Tags: #novela histórica

Indias Blancas - La vuelta del Ranquel (61 page)

—¿Cómo está Laura? —se precipitó Guor.

—Ha sido un parto muy duro. El niño es grande y Laura, estrecha de pelvis. Temí lo peor cuando se desgarró, pero, por fortuna, pude controlar la hemorragia. Laura es muy guapa y luchó con la valentía de un hombre. Debe saber que su mujer ha padecido terriblemente, pero ella está bien ahora. Lo felicito, su hijo es un muchachito saludable, de excelente contextura.

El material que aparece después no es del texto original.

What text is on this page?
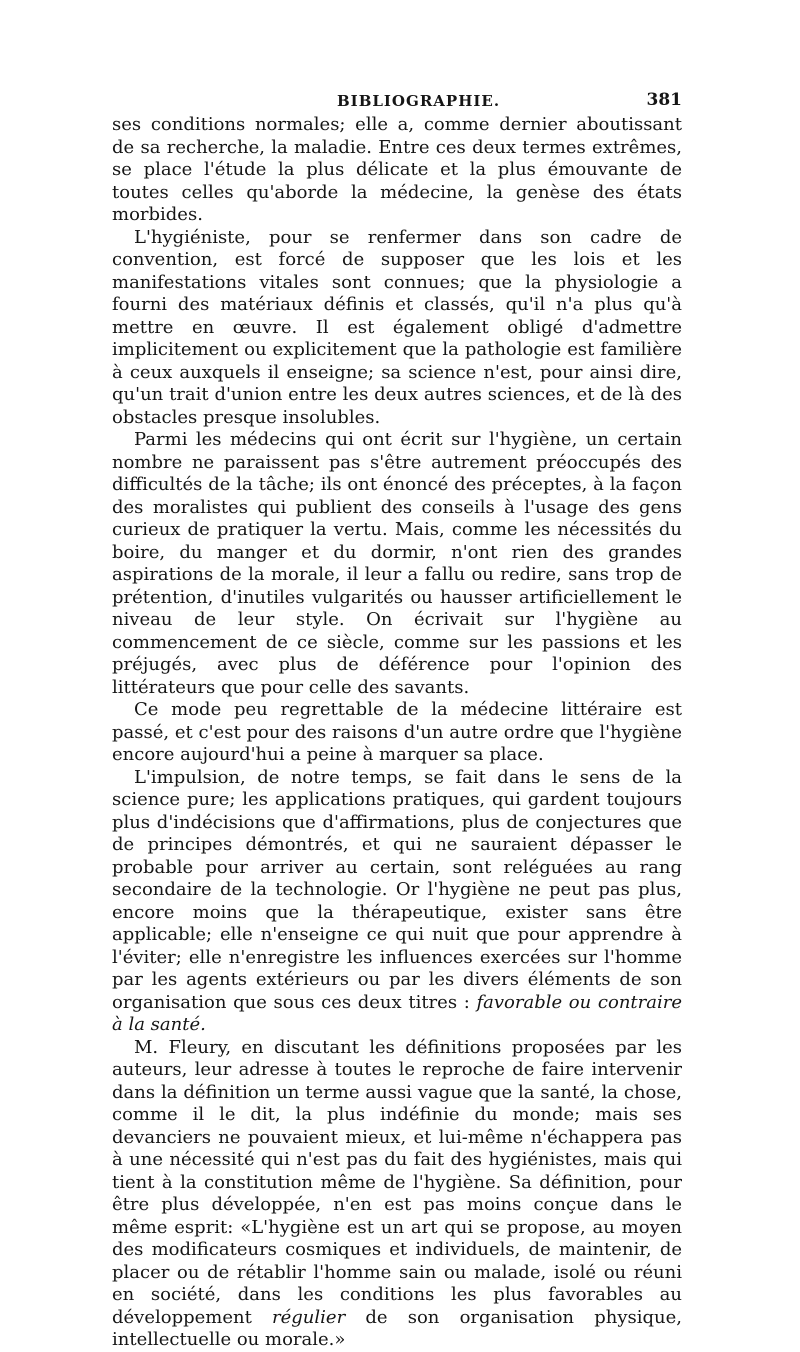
BIBLIOGRAPHIE.	381

ses conditions normales; elle a, comme dernier aboutissant de sa recherche, la maladie. Entre ces deux termes extrêmes, se place l'étude la plus délicate et la plus émouvante de toutes celles qu'aborde la médecine, la genèse des états morbides.

L'hygiéniste, pour se renfermer dans son cadre de convention, est forcé de supposer que les lois et les manifestations vitales sont connues; que la physiologie a fourni des matériaux définis et classés, qu'il n'a plus qu'à mettre en œuvre. Il est également obligé d'admettre implicitement ou explicitement que la pathologie est familière à ceux auxquels il enseigne; sa science n'est, pour ainsi dire, qu'un trait d'union entre les deux autres sciences, et de là des obstacles presque insolubles.

Parmi les médecins qui ont écrit sur l'hygiène, un certain nombre ne paraissent pas s'être autrement préoccupés des difficultés de la tâche; ils ont énoncé des préceptes, à la façon des moralistes qui publient des conseils à l'usage des gens curieux de pratiquer la vertu. Mais, comme les nécessités du boire, du manger et du dormir, n'ont rien des grandes aspirations de la morale, il leur a fallu ou redire, sans trop de prétention, d'inutiles vulgarités ou hausser artificiellement le niveau de leur style. On écrivait sur l'hygiène au commencement de ce siècle, comme sur les passions et les préjugés, avec plus de déférence pour l'opinion des littérateurs que pour celle des savants.

Ce mode peu regrettable de la médecine littéraire est passé, et c'est pour des raisons d'un autre ordre que l'hygiène encore aujourd'hui a peine à marquer sa place.

L'impulsion, de notre temps, se fait dans le sens de la science pure; les applications pratiques, qui gardent toujours plus d'indécisions que d'affirmations, plus de conjectures que de principes démontrés, et qui ne sauraient dépasser le probable pour arriver au certain, sont reléguées au rang secondaire de la technologie. Or l'hygiène ne peut pas plus, encore moins que la thérapeutique, exister sans être applicable; elle n'enseigne ce qui nuit que pour apprendre à l'éviter; elle n'enregistre les influences exercées sur l'homme par les agents extérieurs ou par les divers éléments de son organisation que sous ces deux titres : favorable ou contraire à la santé.

M. Fleury, en discutant les définitions proposées par les auteurs, leur adresse à toutes le reproche de faire intervenir dans la définition un terme aussi vague que la santé, la chose, comme il le dit, la plus indéfinie du monde; mais ses devanciers ne pouvaient mieux, et lui-même n'échappera pas à une nécessité qui n'est pas du fait des hygiénistes, mais qui tient à la constitution même de l'hygiène. Sa définition, pour être plus développée, n'en est pas moins conçue dans le même esprit: «L'hygiène est un art qui se propose, au moyen des modificateurs cosmiques et individuels, de maintenir, de placer ou de rétablir l'homme sain ou malade, isolé ou réuni en société, dans les conditions les plus favorables au développement régulier de son organisation physique, intellectuelle ou morale.»
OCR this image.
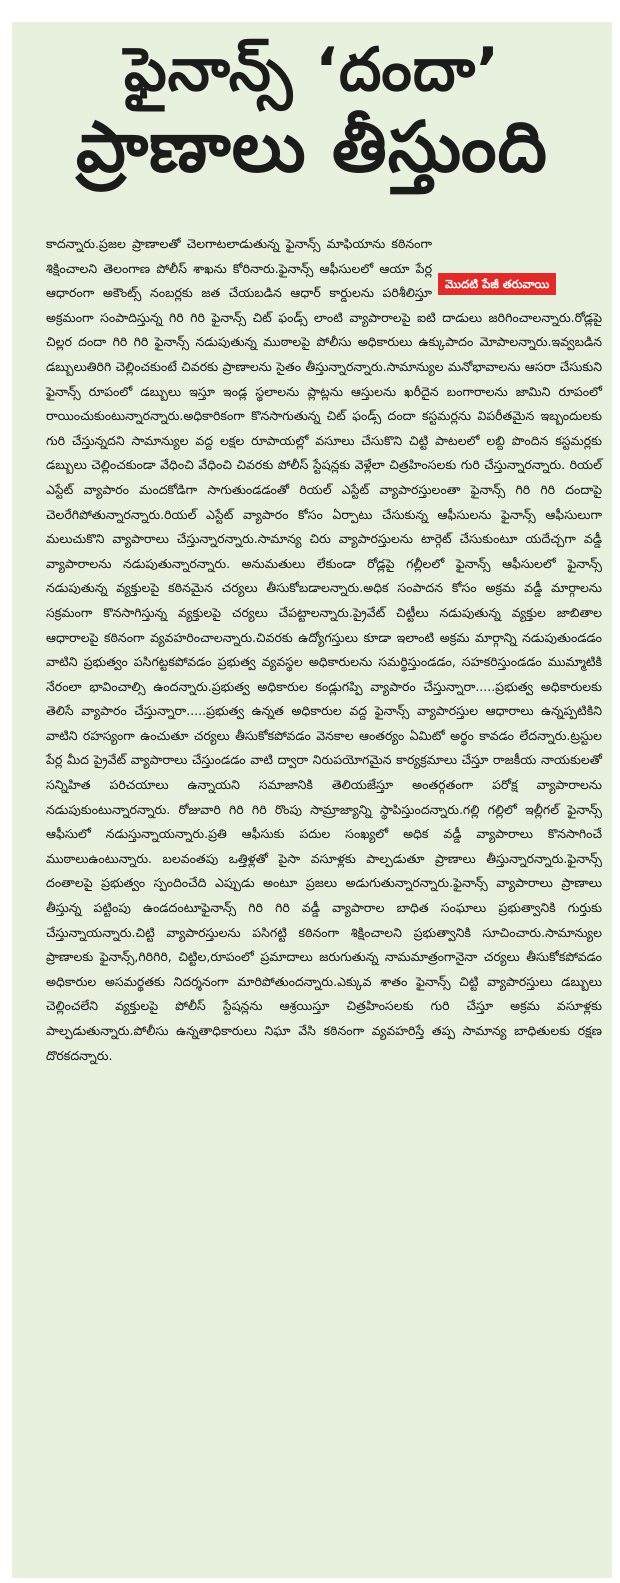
ఫైనాన్స్ ‘దందా’
ప్రాణాలు తీస్తుంది
కాదన్నారు.ప్రజల ప్రాణాలతో చెలగాటలాడుతున్న ఫైనాన్స్ మాఫియాను కఠినంగా శిక్షించాలని తెలంగాణ పోలీస్ శాఖను కోరినారు.ఫైనాన్స్ ఆఫీసులలో ఆయా పేర్ల ఆధారంగా అకౌంట్స్ నంబర్లకు జత చేయబడిన ఆధార్ కార్డులను పరిశీలిస్తూ అక్రమంగా సంపాదిస్తున్న గిరి గిరి ఫైనాన్స్ చిట్ ఫండ్స్ లాంటి వ్యాపారాలపై ఐటి దాడులు జరిగించాలన్నారు.రోడ్లపై చిల్లర దందా గిరి గిరి ఫైనాన్స్ నడుపుతున్న ముఠాలపై పోలీసు అధికారులు ఉక్కుపాదం మోపాలన్నారు.ఇవ్వబడిన డబ్బులుతిరిగి చెల్లించకుంటే చివరకు ప్రాణాలను సైతం తీస్తున్నారన్నారు.సామాన్యుల మనోభావాలను ఆసరా చేసుకుని ఫైనాన్స్ రూపంలో డబ్బులు ఇస్తూ ఇండ్ల స్థలాలను ప్లాట్లను ఆస్తులను ఖరీదైన బంగారాలను జామిని రూపంలో రాయించుకుంటున్నారన్నారు.అధికారికంగా కొనసాగుతున్న చిట్ ఫండ్స్ దందా కస్టమర్లను విపరీతమైన ఇబ్బందులకు గురి చేస్తున్నదని సామాన్యుల వద్ద లక్షల రూపాయల్లో వసూలు చేసుకొని చిట్టి పాటలలో లబ్ది పొందిన కస్టమర్లకు డబ్బులు చెల్లించకుండా వేధించి వేధించి చివరకు పోలీస్ స్టేషన్లకు వెళ్లేలా చిత్రహింసలకు గురి చేస్తున్నారన్నారు. రియల్ ఎస్టేట్ వ్యాపారం మందకోడిగా సాగుతుండడంతో రియల్ ఎస్టేట్ వ్యాపారస్తులంతా ఫైనాన్స్ గిరి గిరి దందాపై చెలరేగిపోతున్నారన్నారు.రియల్ ఎస్టేట్ వ్యాపారం కోసం ఏర్పాటు చేసుకున్న ఆఫీసులను ఫైనాన్స్ ఆఫీసులుగా మలుచుకొని వ్యాపారాలు చేస్తున్నారన్నారు.సామాన్య చిరు వ్యాపారస్తులను టార్గెట్ చేసుకుంటూ యదేచ్చగా వడ్డీ వ్యాపారాలను నడుపుతున్నారన్నారు. అనుమతులు లేకుండా రోడ్లపై గల్లీలలో ఫైనాన్స్ ఆఫీసులలో ఫైనాన్స్ నడుపుతున్న వ్యక్తులపై కఠినమైన చర్యలు తీసుకోబడాలన్నారు.అధిక సంపాదన కోసం అక్రమ వడ్డీ మార్గాలను సక్రమంగా కొనసాగిస్తున్న వ్యక్తులపై చర్యలు చేపట్టాలన్నారు.ప్రైవేట్ చిట్టీలు నడుపుతున్న వ్యక్తుల జాబితాల ఆధారాలపై కఠినంగా వ్యవహరించాలన్నారు.చివరకు ఉద్యోగస్తులు కూడా ఇలాంటి అక్రమ మార్గాన్ని నడుపుతుండడం వాటిని ప్రభుత్వం పసిగట్టకపోవడం ప్రభుత్వ వ్యవస్థల అధికారులను సమర్థిస్తుండడం, సహకరిస్తుండడం ముమ్మాటికి నేరంలా భావించాల్సి ఉందన్నారు.ప్రభుత్వ అధికారుల కండ్లుగప్పి వ్యాపారం చేస్తున్నారా.....ప్రభుత్వ అధికారులకు తెలిసే వ్యాపారం చేస్తున్నారా.....ప్రభుత్వ ఉన్నత అధికారుల వద్ద ఫైనాన్స్ వ్యాపారస్తుల ఆధారాలు ఉన్నప్పటికిని వాటిని రహస్యంగా ఉంచుతూ చర్యలు తీసుకోకపోవడం వెనకాల ఆంతర్యం ఏమిటో అర్థం కావడం లేదన్నారు.ట్రస్టుల పేర్ల మీద ప్రైవేట్ వ్యాపారాలు చేస్తుండడం వాటి ద్వారా నిరుపయోగమైన కార్యక్రమాలు చేస్తూ రాజకీయ నాయకులతో సన్నిహిత పరిచయాలు ఉన్నాయని సమాజానికి తెలియజేస్తూ అంతర్గతంగా పరోక్ష వ్యాపారాలను నడుపుకుంటున్నారన్నారు. రోజువారి గిరి గిరి రొంపు సామ్రాజ్యాన్ని స్థాపిస్తుందన్నారు.గల్లి గల్లిలో ఇల్లీగల్ ఫైనాన్స్ ఆఫీసులో నడుస్తున్నాయన్నారు.ప్రతి ఆఫీసుకు పదుల సంఖ్యలో అధిక వడ్డీ వ్యాపారాలు కొనసాగించే ముఠాలుఉంటున్నారు. బలవంతపు ఒత్తిళ్లతో పైసా వసూళ్లకు పాల్పడుతూ ప్రాణాలు తీస్తున్నారన్నారు.ఫైనాన్స్ దంతాలపై ప్రభుత్వం స్పందించేది ఎప్పుడు అంటూ ప్రజలు అడుగుతున్నారన్నారు.ఫైనాన్స్ వ్యాపారాలు ప్రాణాలు తీస్తున్న పట్టింపు ఉండదంటూఫైనాన్స్ గిరి గిరి వడ్డీ వ్యాపారాల బాధిత సంఘాలు ప్రభుత్వానికి గుర్తుకు చేస్తున్నాయన్నారు.చిట్టి వ్యాపారస్తులను పసిగట్టి కఠినంగా శిక్షించాలని ప్రభుత్వానికి సూచించారు.సామాన్యుల ప్రాణాలకు ఫైనాన్స్,గిరిగిరి, చిట్టిల,రూపంలో ప్రమాదాలు జరుగుతున్న నామమాత్రంగానైనా చర్యలు తీసుకోకపోవడం అధికారుల అసమర్థతకు నిదర్శనంగా మారిపోతుందన్నారు.ఎక్కువ శాతం ఫైనాన్స్ చిట్టి వ్యాపారస్తులు డబ్బులు చెల్లించలేని వ్యక్తులపై పోలీస్ స్టేషన్లను ఆశ్రయిస్తూ చిత్రహింసలకు గురి చేస్తూ అక్రమ వసూళ్లకు పాల్పడుతున్నారు.పోలీసు ఉన్నతాధికారులు నిఘా వేసి కఠినంగా వ్యవహరిస్తే తప్ప సామాన్య బాధితులకు రక్షణ దొరకదన్నారు.
మొదటి పేజీ తరువాయి
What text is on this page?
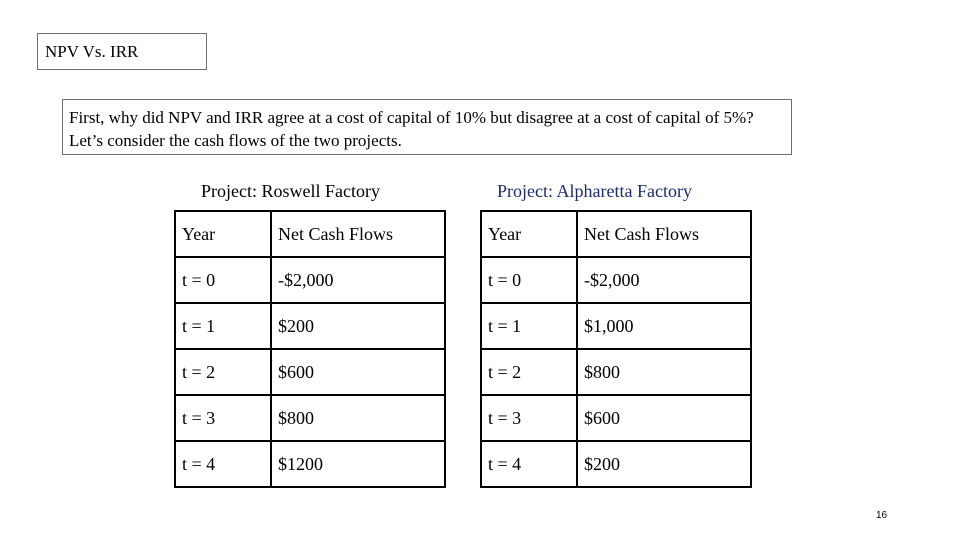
NPV Vs. IRR
First, why did NPV and IRR agree at a cost of capital of 10% but disagree at a cost of capital of 5%? Let’s consider the cash flows of the two projects.
Project: Roswell Factory	Project: Alpharetta Factory
Year	Net Cash Flows
t = 0	-$2,000
t = 1	$200
t = 2	$600
t = 3	$800
t = 4	$1200
Year	Net Cash Flows
t = 0	-$2,000
t = 1	$1,000
t = 2	$800
t = 3	$600
t = 4	$200
16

—¿Laura no corre peligro? ¿Me lo asegura? —insistió Nahueltruz.

—Está exhausta, pero bien.

—¿Y la caída? ¿No hay consecuencias por la caída?

—La caída fue un desafortunado accidente que aceleró el proceso del parto, pero, increíblemente, no perjudicó ni a la madre ni al niño. Laura no presenta quebraduras, sólo algunos magullones.

—Pero había sangre en la falda de Laura —porfió Nahueltruz.

—Provocada por el rompimiento violento de la fuente —explicó Javier—. Se trató de una hemorragia sin importancia. Ella está bien, el niño está bien —ratificó, con paciencia—. Ahora debemos esperar a que Laura reponga fuerzas y se recupere de este momento traumático. A pesar de tratarse de un proceso natural, el parto implica riesgos tanto para la madre como para el hijo. Imagínese usted si los hubo en este caso cuando las circunstancias eran tan adversas. Hemos tenido suerte de que todo saliera bien. Me atrevería a decir que se ha tratado de un milagro.

—¡Bendito sea Dios! —proclamó doña Generosa.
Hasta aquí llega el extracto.